Schistosomiasis is one of the neglected tropical diseases affecting the poor segments of a population. The control depends exclusively on praziquantel (PZQ) with shortcomings including treatment failure, reinfection, and emergence of drug resistance. Thus, there is an urgent need to search for an effective and safe alternative approaches for schistosomiasis control. The aim of the present study was to enhance the antischistosomal therapeutic activity of PZQ by its co-administration with miltefosine (MFS) in a single oral fixed-dose nanocombination therapy.
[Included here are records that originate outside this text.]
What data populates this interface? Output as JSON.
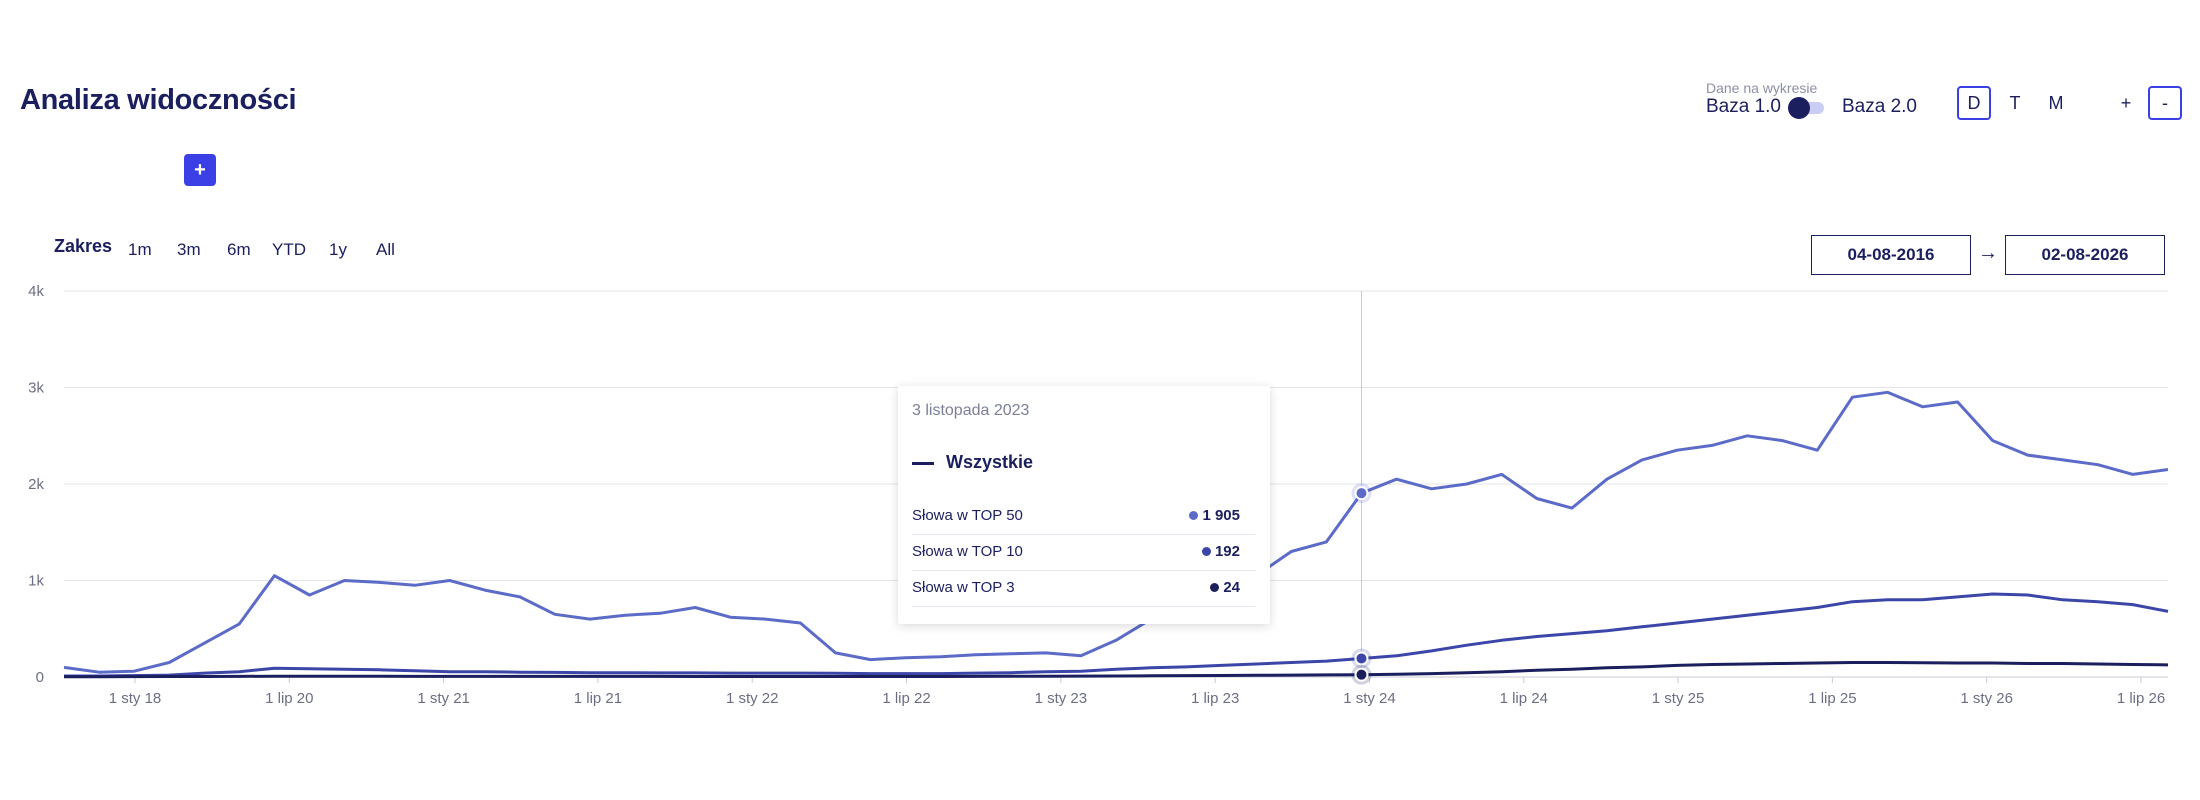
{
  "header": {
    "title": "Analiza widoczności",
    "add_label": "+",
    "toggle_caption": "Dane na wykresie",
    "base1_label": "Baza 1.0",
    "base2_label": "Baza 2.0",
    "periods": [
      "D",
      "T",
      "M"
    ],
    "zoom_in": "+",
    "zoom_out": "-"
  },
  "range": {
    "label": "Zakres",
    "buttons": [
      "1m",
      "3m",
      "6m",
      "YTD",
      "1y",
      "All"
    ],
    "date_from": "04-08-2016",
    "arrow": "→",
    "date_to": "02-08-2026"
  },
  "tooltip": {
    "date": "3 listopada 2023",
    "series_label": "Wszystkie",
    "rows": [
      {
        "label": "Słowa w TOP 50",
        "value": "1 905",
        "color": "#5c6bc8"
      },
      {
        "label": "Słowa w TOP 10",
        "value": "192",
        "color": "#3b46a8"
      },
      {
        "label": "Słowa w TOP 3",
        "value": "24",
        "color": "#1b1f5e"
      }
    ]
  },
  "chart_data": {
    "type": "line",
    "y_ticks": [
      "0",
      "1k",
      "2k",
      "3k",
      "4k"
    ],
    "ylim": [
      0,
      4000
    ],
    "x_ticks": [
      "1 sty 18",
      "1 lip 20",
      "1 sty 21",
      "1 lip 21",
      "1 sty 22",
      "1 lip 22",
      "1 sty 23",
      "1 lip 23",
      "1 sty 24",
      "1 lip 24",
      "1 sty 25",
      "1 lip 25",
      "1 sty 26",
      "1 lip 26"
    ],
    "hover_index": 37,
    "grid": true,
    "colors": {
      "top50": "#5c6bc8",
      "top10": "#3b46a8",
      "top3": "#1b1f5e",
      "grid": "#e3e4ea",
      "axis": "#c8cad6"
    },
    "x_index": [
      0,
      1,
      2,
      3,
      4,
      5,
      6,
      7,
      8,
      9,
      10,
      11,
      12,
      13,
      14,
      15,
      16,
      17,
      18,
      19,
      20,
      21,
      22,
      23,
      24,
      25,
      26,
      27,
      28,
      29,
      30,
      31,
      32,
      33,
      34,
      35,
      36,
      37,
      38,
      39,
      40,
      41,
      42,
      43,
      44,
      45,
      46,
      47,
      48,
      49,
      50,
      51,
      52,
      53,
      54,
      55,
      56,
      57,
      58,
      59,
      60
    ],
    "series": [
      {
        "key": "top50",
        "values": [
          100,
          50,
          60,
          150,
          350,
          550,
          1050,
          850,
          1000,
          980,
          950,
          1000,
          900,
          830,
          650,
          600,
          640,
          660,
          720,
          620,
          600,
          560,
          250,
          180,
          200,
          210,
          230,
          240,
          250,
          220,
          380,
          600,
          700,
          800,
          1050,
          1300,
          1400,
          1905,
          2050,
          1950,
          2000,
          2100,
          1850,
          1750,
          2050,
          2250,
          2350,
          2400,
          2500,
          2450,
          2350,
          2900,
          2950,
          2800,
          2850,
          2450,
          2300,
          2250,
          2200,
          2100,
          2150
        ]
      },
      {
        "key": "top10",
        "values": [
          10,
          10,
          15,
          20,
          40,
          55,
          90,
          85,
          80,
          75,
          65,
          55,
          55,
          50,
          48,
          45,
          45,
          42,
          42,
          40,
          40,
          40,
          38,
          35,
          35,
          35,
          40,
          45,
          55,
          60,
          80,
          95,
          105,
          120,
          135,
          150,
          165,
          192,
          220,
          270,
          330,
          380,
          420,
          450,
          480,
          520,
          560,
          600,
          640,
          680,
          720,
          780,
          800,
          800,
          830,
          860,
          850,
          800,
          780,
          750,
          680
        ]
      },
      {
        "key": "top3",
        "values": [
          3,
          3,
          4,
          5,
          5,
          6,
          8,
          7,
          7,
          7,
          6,
          6,
          6,
          6,
          6,
          6,
          6,
          6,
          5,
          5,
          5,
          5,
          5,
          5,
          5,
          5,
          6,
          7,
          8,
          9,
          10,
          12,
          14,
          16,
          18,
          20,
          22,
          24,
          28,
          35,
          45,
          55,
          70,
          80,
          95,
          105,
          120,
          130,
          135,
          140,
          145,
          150,
          150,
          148,
          145,
          145,
          140,
          140,
          135,
          130,
          125
        ]
      }
    ]
  }
}
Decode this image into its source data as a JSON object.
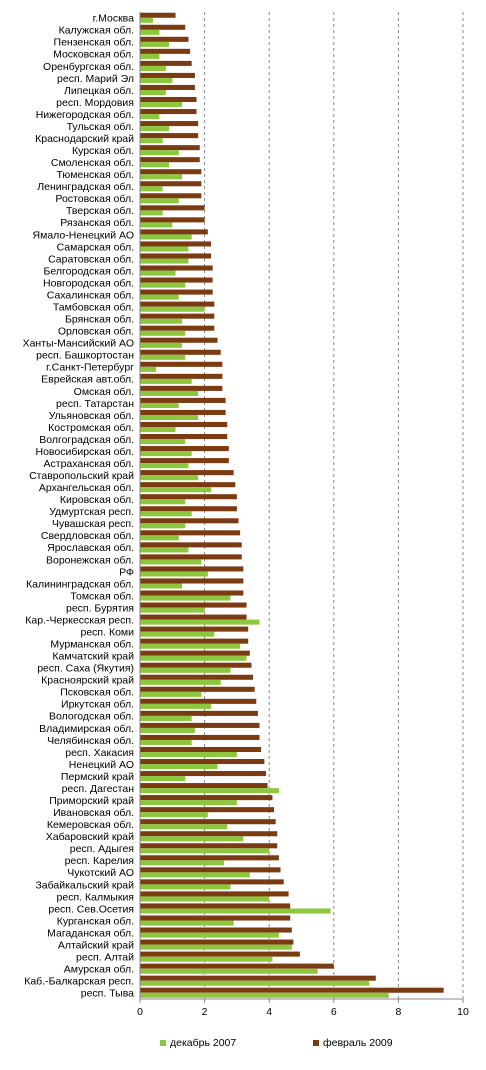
{
  "chart_data": {
    "type": "bar",
    "orientation": "horizontal",
    "xlim": [
      0,
      10
    ],
    "xticks": [
      "0",
      "2",
      "4",
      "6",
      "8",
      "10"
    ],
    "grid": "vertical dashed",
    "legend_position": "bottom",
    "colors": {
      "dec2007": "#8dc63f",
      "feb2009": "#7b3b12"
    },
    "series": [
      {
        "name": "декабрь 2007",
        "key": "dec2007"
      },
      {
        "name": "февраль 2009",
        "key": "feb2009"
      }
    ],
    "categories": [
      "г.Москва",
      "Калужская обл.",
      "Пензенская обл.",
      "Московская обл.",
      "Оренбургская обл.",
      "респ. Марий Эл",
      "Липецкая обл.",
      "респ. Мордовия",
      "Нижегородская обл.",
      "Тульская обл.",
      "Краснодарский край",
      "Курская обл.",
      "Смоленская обл.",
      "Тюменская обл.",
      "Ленинградская обл.",
      "Ростовская обл.",
      "Тверская обл.",
      "Рязанская обл.",
      "Ямало-Ненецкий АО",
      "Самарская обл.",
      "Саратовская обл.",
      "Белгородская обл.",
      "Новгородская обл.",
      "Сахалинская обл.",
      "Тамбовская обл.",
      "Брянская обл.",
      "Орловская обл.",
      "Ханты-Мансийский АО",
      "респ. Башкортостан",
      "г.Санкт-Петербург",
      "Еврейская авт.обл.",
      "Омская обл.",
      "респ. Татарстан",
      "Ульяновская обл.",
      "Костромская обл.",
      "Волгоградская обл.",
      "Новосибирская обл.",
      "Астраханская обл.",
      "Ставропольский край",
      "Архангельская обл.",
      "Кировская обл.",
      "Удмуртская респ.",
      "Чувашская респ.",
      "Свердловская обл.",
      "Ярославская обл.",
      "Воронежская обл.",
      "РФ",
      "Калининградская обл.",
      "Томская обл.",
      "респ. Бурятия",
      "Кар.-Черкесская респ.",
      "респ. Коми",
      "Мурманская обл.",
      "Камчатский край",
      "респ. Саха (Якутия)",
      "Красноярский край",
      "Псковская обл.",
      "Иркутская обл.",
      "Вологодская обл.",
      "Владимирская обл.",
      "Челябинская обл.",
      "респ. Хакасия",
      "Ненецкий АО",
      "Пермский край",
      "респ. Дагестан",
      "Приморский край",
      "Ивановская обл.",
      "Кемеровская обл.",
      "Хабаровский край",
      "респ. Адыгея",
      "респ. Карелия",
      "Чукотский АО",
      "Забайкальский край",
      "респ. Калмыкия",
      "респ. Сев.Осетия",
      "Курганская обл.",
      "Магаданская обл.",
      "Алтайский край",
      "респ. Алтай",
      "Амурская обл.",
      "Каб.-Балкарская респ.",
      "респ. Тыва"
    ],
    "values": {
      "feb2009": [
        1.1,
        1.4,
        1.5,
        1.55,
        1.6,
        1.7,
        1.7,
        1.75,
        1.75,
        1.8,
        1.8,
        1.85,
        1.85,
        1.9,
        1.9,
        1.9,
        2.0,
        2.0,
        2.1,
        2.2,
        2.2,
        2.25,
        2.25,
        2.25,
        2.3,
        2.3,
        2.3,
        2.4,
        2.5,
        2.55,
        2.55,
        2.55,
        2.65,
        2.65,
        2.7,
        2.7,
        2.75,
        2.75,
        2.9,
        2.95,
        3.0,
        3.0,
        3.05,
        3.1,
        3.15,
        3.15,
        3.2,
        3.2,
        3.2,
        3.3,
        3.3,
        3.35,
        3.35,
        3.4,
        3.45,
        3.5,
        3.55,
        3.6,
        3.65,
        3.7,
        3.7,
        3.75,
        3.85,
        3.9,
        3.95,
        4.1,
        4.15,
        4.2,
        4.25,
        4.25,
        4.3,
        4.35,
        4.45,
        4.6,
        4.65,
        4.65,
        4.7,
        4.75,
        4.95,
        6.0,
        7.3,
        9.4
      ],
      "dec2007": [
        0.4,
        0.6,
        0.9,
        0.6,
        0.8,
        1.0,
        0.8,
        1.3,
        0.6,
        0.9,
        0.7,
        1.2,
        0.9,
        1.3,
        0.7,
        1.2,
        0.7,
        1.0,
        1.6,
        1.5,
        1.5,
        1.1,
        1.4,
        1.2,
        2.0,
        1.3,
        1.4,
        1.3,
        1.4,
        0.5,
        1.6,
        1.8,
        1.2,
        1.8,
        1.1,
        1.4,
        1.6,
        1.5,
        1.8,
        2.2,
        1.4,
        1.6,
        1.4,
        1.2,
        1.5,
        1.9,
        2.1,
        1.3,
        2.8,
        2.0,
        3.7,
        2.3,
        3.1,
        3.3,
        2.8,
        2.5,
        1.9,
        2.2,
        1.6,
        1.7,
        1.6,
        3.0,
        2.4,
        1.4,
        4.3,
        3.0,
        2.1,
        2.7,
        3.2,
        4.0,
        2.6,
        3.4,
        2.8,
        4.0,
        5.9,
        2.9,
        4.3,
        4.7,
        4.1,
        5.5,
        7.1,
        7.7
      ]
    }
  }
}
Two fixed-dose nanocombinations were prepared to provide 250 mg praziquantel- 20 mg miltefosine/kg (high fixed-dose) and 125 mg praziquantel- 10 mg miltefosine/kg (low fixed-dose) encapsulated in lipid nanocapsules (LNCs). Their antischistosomal efficacy in comparison to a non-treated control and their praziquantel singly loaded counterparts was assessed in murine schistosomiasis mansoni. A single oral dose of either formulation was administered on the initial day of infection, 21st, and 42nd day p.i. Scanning electron microscopic (SEM), parasitological, and histopathological studies were used for assessment.
The LNCs (~ 58 nm) showed high entrapment efficiency of both drugs (> 97%). Compared to singly loaded praziquantel-LNCs, the higher nanocombination dose showed a statistically significant decrease in mean worm burden, particularly against invasive and juvenile worms, granuloma size, and amelioration of hepatic pathology. In addition, SEM examination of adult male worms showed extensive dorsal tegument damage with noticeable deposition of nanostructures of the size of LNCs.